July 14, 2025 — Today, the Board issued a letter to NS Power, requesting a report from the utility about the cybersecurity incident. A copy of that letter, indicating what should be included in the incident report, is available HERE.

The Board expects NS Power to file its report by the end of this year. However, it has given NS Power the option to propose an alternative date if the utility believes the deadline is not achievable.

Until the report is filed, NS Power must submit monthly updates on its response to the cybersecurity incident and progress in preparing the report. The first update is due no later than August 1, 2025. 

Once the report is filed, the Board will launch a public process to review both the report and NS Power's planning for and response to the incident. Stephen T. McGrath, K.C., (Board Chair); Roland A. Deveau, K.C., (Board Vice Chair); and Richard J. Melanson, LL.B., (Board Member) are leading the Board's investigation and will oversee the public process. 

The Board continues to work with MNP Digital, which is independently assessing the cybersecurity incident on behalf of Board Counsel and staff. NS Power has provided a high-level briefing about the incident to MNP, Board Counsel, and staff. The Board recognizes that NS Power’s response to this incident and its own investigations are ongoing. 

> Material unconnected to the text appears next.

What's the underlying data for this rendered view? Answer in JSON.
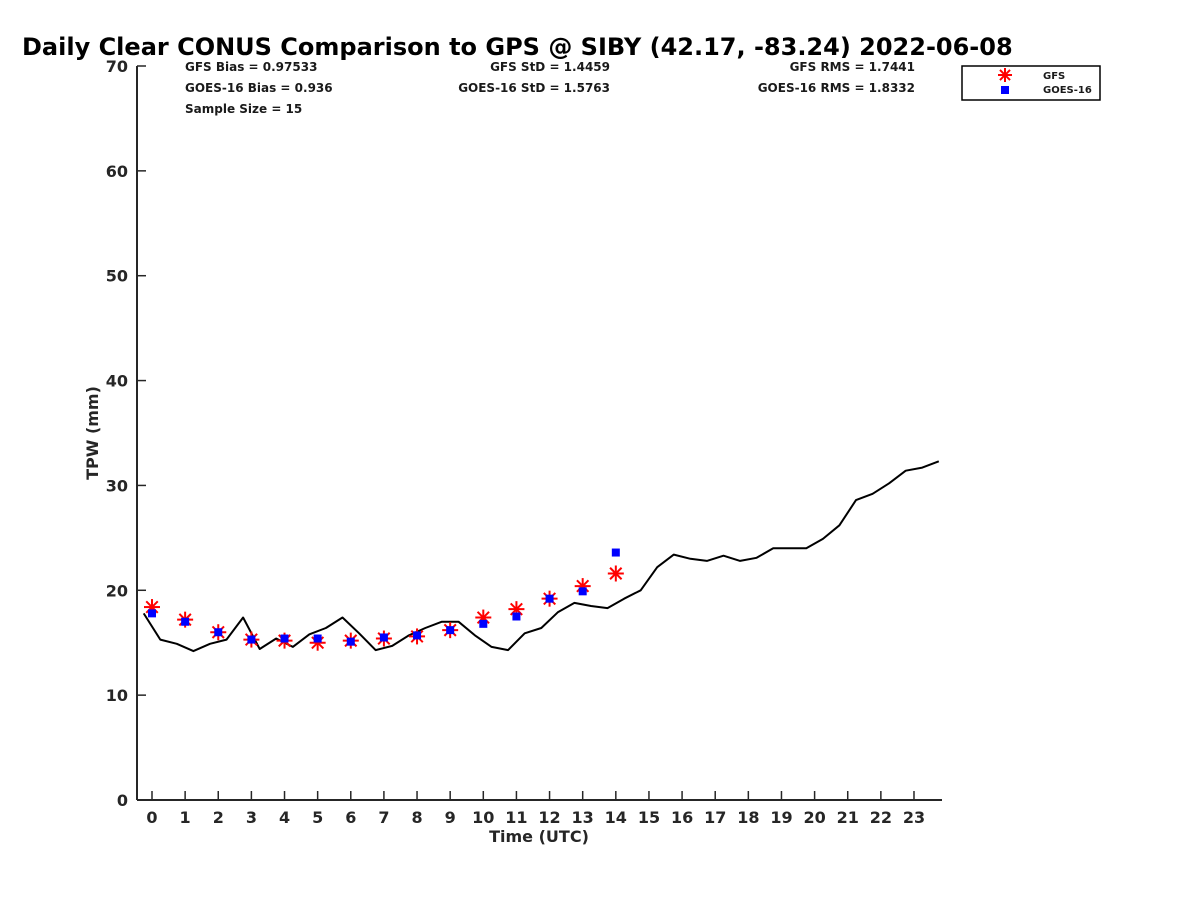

Finally, the Board has received numerous Letters of Comment from NS Power customers regarding the cybersecurity incident. The Letters have been entered as part of the Board's proceeding and Board staff have prepared information requests for NS Power that touch on concerns and questions from customers. Those information requests will be issued to NS Power shortly, with responses due three weeks later.

The Board is committed to conducting a thorough and transparent proceeding. Every effort will be made to ensure the process is open and accessible to the public. However, some information may be withheld to protect security, personal privacy, and other confidential matters. This balance is necessary to maintain both accountability and safety. 

Documents related to this matter are available by searching "M12273" in our database HERE.

 

June 12, 2025 Over the past few weeks, the Board has been assembling its team and working to define the scope of the investigation. We have engaged MNP to provide cybersecurity expertise.

The next step is for NS Power to give MNP an initial briefing. Once that briefing has occurred, the Board will determine the rest of the process for the proceeding.

Documents related to this matter are publicly available. To access them, search "M12273" in our database HERE.

 

May 15, 2025 The Nova Scotia Energy Board has opened a formal proceeding to investigate the Nova Scotia Power cybersecurity incident. We are currently in discussions with cybersecurity experts to engage them in the matter.

We recognize that Nova Scotia Power is currently focused on recovery and mitigation efforts. Our process is not intended to interfere with that critical work. Our role is to ensure regulatory oversight and accountability while allowing the utility to concentrate on restoring systems and supporting impacted customers.

We take this matter very seriously and are committed to a thorough and transparent process.